Gallery owner Edward Winkleman has an interesting discussion going on at his blog about whether being too well-informed interferes with appreciating/enjoying art.
I’m with Winkleman: I say no. I have no problem blanking my mind and going for the ride. It’s only once the experience has run its course that I may try to figure out why it was the way it was, and it’s just as likely to be influenced by my state at the time as by composition or density range.
Food, on the other hand, is another matter for me. It may be because I’m probably a better pastry chef than I am a photographer, and having spent a large part of my youth in a commercial restaurant kitchen, have spent a lot more time paying attention to the experience of eating than I have to the experience of viewing art, but it’s difficult to go out and enjoy a meal. Dessert? Forget it. 9 times out of 10, I’m not even going to bother.

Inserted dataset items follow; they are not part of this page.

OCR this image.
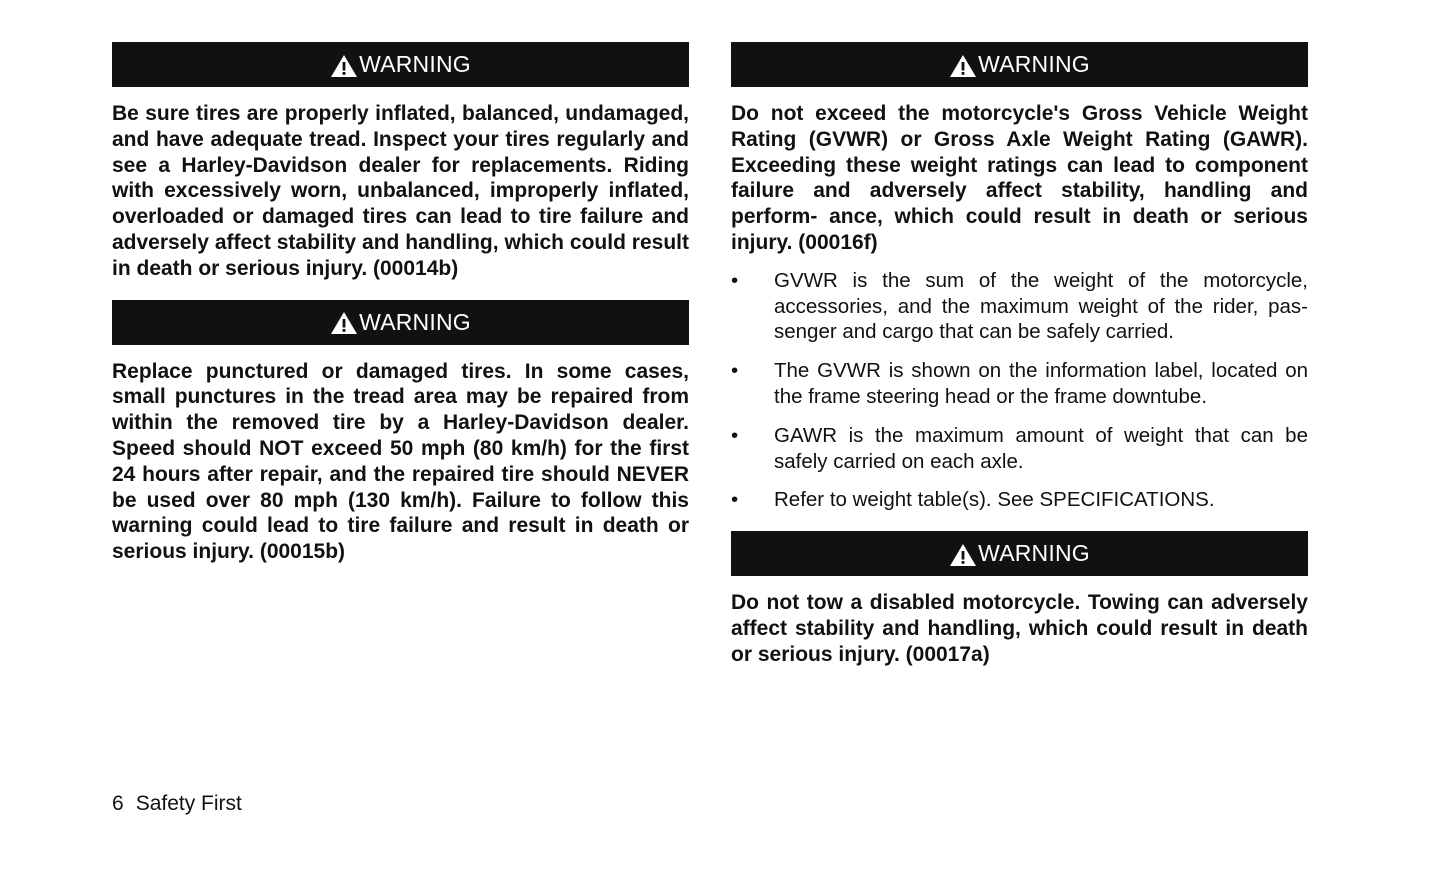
WARNING

Be sure tires are properly inflated, balanced, undamaged, and have adequate tread. Inspect your tires regularly and see a Harley-Davidson dealer for replacements. Riding with excessively worn, unbalanced, improperly inflated, overloaded or damaged tires can lead to tire failure and adversely affect stability and handling, which could result in death or serious injury. (00014b)

WARNING

Replace punctured or damaged tires. In some cases, small punctures in the tread area may be repaired from within the removed tire by a Harley-Davidson dealer. Speed should NOT exceed 50 mph (80 km/h) for the first 24 hours after repair, and the repaired tire should NEVER be used over 80 mph (130 km/h). Failure to follow this warning could lead to tire failure and result in death or serious injury. (00015b)

WARNING

Do not exceed the motorcycle's Gross Vehicle Weight Rating (GVWR) or Gross Axle Weight Rating (GAWR). Exceeding these weight ratings can lead to component failure and adversely affect stability, handling and perform- ance, which could result in death or serious injury. (00016f)

• GVWR is the sum of the weight of the motorcycle, accessories, and the maximum weight of the rider, pas- senger and cargo that can be safely carried.
• The GVWR is shown on the information label, located on the frame steering head or the frame downtube.
• GAWR is the maximum amount of weight that can be safely carried on each axle.
• Refer to weight table(s). See SPECIFICATIONS.
WARNING

Do not tow a disabled motorcycle. Towing can adversely affect stability and handling, which could result in death or serious injury. (00017a)

6 Safety First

It’s not that I go looking for food to be unenjoyable to boost my ego or anything, I simply can’t help but notice it. It’s like trying to watch a movie in which you can see the crew walking around in the background and the boom mic bobbing up and down at the top of the screen. (Oddly, this happens far less with home-cooked meals than it does at restaurants. Maybe there is something to that whole context thing…)
Who knows, maybe I’ll feel differently when I know more and have more experience looking at art. But for now, it’s not a problem.